Remember that this is an ionic interaction, not a covalent reaction. In other words, you aren't making the molecules sodium citrate and/or potassium citrate. You're making sodium, potassium, and citrate ions.

Na or K is strong enough to get this dissociation reaction done. It doesn't greatly matter which one you start with, because, again, this is an ionic interaction between the acid and the alkalis to form ions, not molecules. After the citric acid breaks apart (dissociates), the citrate ions, K ions, Na ions, and OH ions go their merry way.

That totally changes the way I'll think about this--thank you! Sodium laurate is covalently bonded, though, right?

 

[DeeAnna]

That totally changes the way I'll think about this--thank you! Sodium laurate is covalently bonded, though, right?

No, it's ionic too. Any soap, including sodium laurate, is a salt of a strong base and weak acids.

 

[LisaBoBisa]

No, it's ionic too. Any soap, including sodium laurate, is a salt of a strong base and weak acids.

Learned in our last chapter that soap salts are the weak conjugate base of a product-favored reaction (because the strong base+weak acid side is unfavorable, too high energy)! So here's the question that's been bothering me since learning that: if soapmaking is a product-favored reaction, why does adding heat in HP drive the reaction to the product (finished soap) side?
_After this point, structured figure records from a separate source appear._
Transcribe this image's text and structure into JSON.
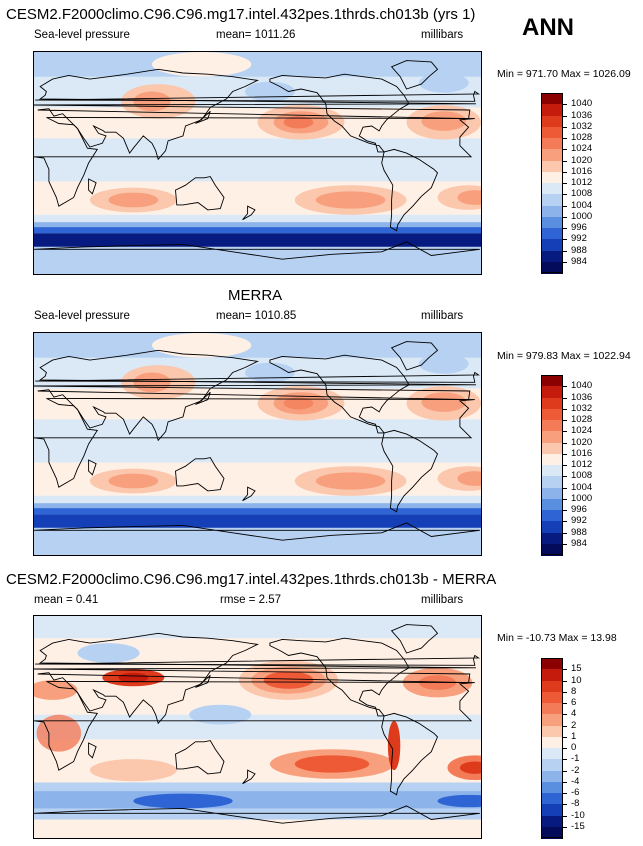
{
  "header": {
    "season": "ANN"
  },
  "panels": [
    {
      "id": "model",
      "title": "CESM2.F2000climo.C96.C96.mg17.intel.432pes.1thrds.ch013b (yrs 1)",
      "left_label": "Sea-level pressure",
      "center_label": "mean= 1011.26",
      "right_label": "millibars",
      "minmax": "Min = 971.70 Max = 1026.09",
      "levels": [
        "1040",
        "1036",
        "1032",
        "1028",
        "1024",
        "1020",
        "1016",
        "1012",
        "1008",
        "1004",
        "1000",
        "996",
        "992",
        "988",
        "984"
      ]
    },
    {
      "id": "obs",
      "title": "MERRA",
      "left_label": "Sea-level pressure",
      "center_label": "mean= 1010.85",
      "right_label": "millibars",
      "minmax": "Min = 979.83 Max = 1022.94",
      "levels": [
        "1040",
        "1036",
        "1032",
        "1028",
        "1024",
        "1020",
        "1016",
        "1012",
        "1008",
        "1004",
        "1000",
        "996",
        "992",
        "988",
        "984"
      ]
    },
    {
      "id": "diff",
      "title": "CESM2.F2000climo.C96.C96.mg17.intel.432pes.1thrds.ch013b - MERRA",
      "left_label": "mean =   0.41",
      "center_label": "rmse =   2.57",
      "right_label": "millibars",
      "minmax": "Min = -10.73 Max =  13.98",
      "levels": [
        "15",
        "10",
        "8",
        "6",
        "4",
        "2",
        "1",
        "0",
        "-1",
        "-2",
        "-4",
        "-6",
        "-8",
        "-10",
        "-15"
      ]
    }
  ],
  "colors": {
    "scale": [
      "#8b0000",
      "#c51b0d",
      "#de3b1c",
      "#ee5a36",
      "#f47b57",
      "#f8a07e",
      "#fbc7ad",
      "#fff0e6",
      "#dbe9f7",
      "#b6d1f2",
      "#8cb4ea",
      "#5a8fe0",
      "#2e64d4",
      "#143fb6",
      "#061a80",
      "#030b5a"
    ]
  }
}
Wouldn't adding heat drive it to the unfavorable/higher energy (reactant) side? Or does adding heat speed it up because there are so many triglyceride bonds to break first?

I know this is really getting off topic for the thread... thanks for taking so much time to answer questions--I know you have better things to do, and you guys have been insanely helpful.

 

[DeeAnna]

@LisaBoBisa -- "...does adding heat speed it up because there are so many triglyceride bonds to break first? ..."
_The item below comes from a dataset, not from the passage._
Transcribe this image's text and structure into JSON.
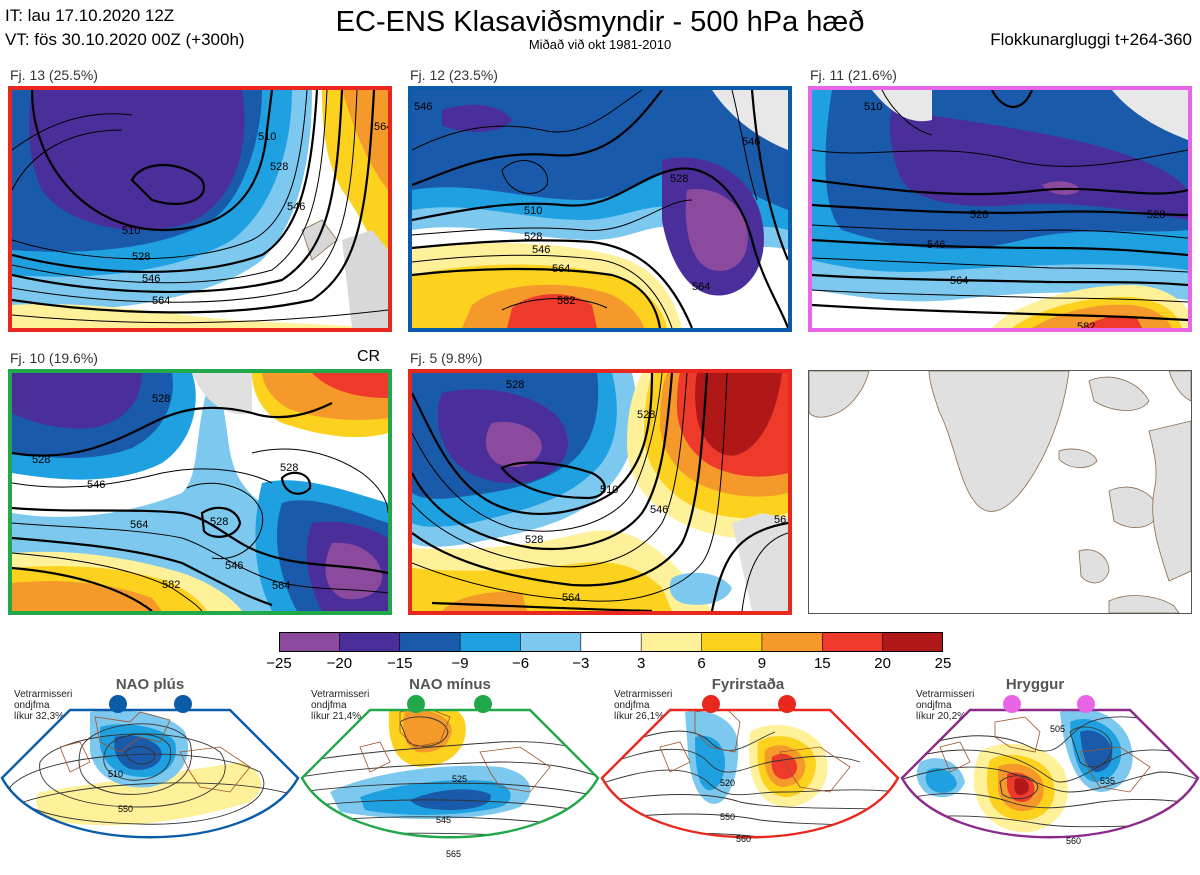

Yep. Try making soap with just fatty acids and see the difference.

It takes a fair bit of energy to break the covalent bonds in the fat between the fatty acids and the glycerol backbone. That is why a strong hydroxide alkali (NaOH or KOH) and some warmth are helpful. But as long as you're using NaOH or KOH, the warmth only accelerates the triglyceride breakdown; heat isn't strictly required. That is why a cold process method also works.

Soap can also be made using weaker carbonate alkalis (sodium carbonate, potassium carbonate) or even bicarbonate alkali (sodium bicarbonate) but heat and a longer reaction time is required with these alkalis.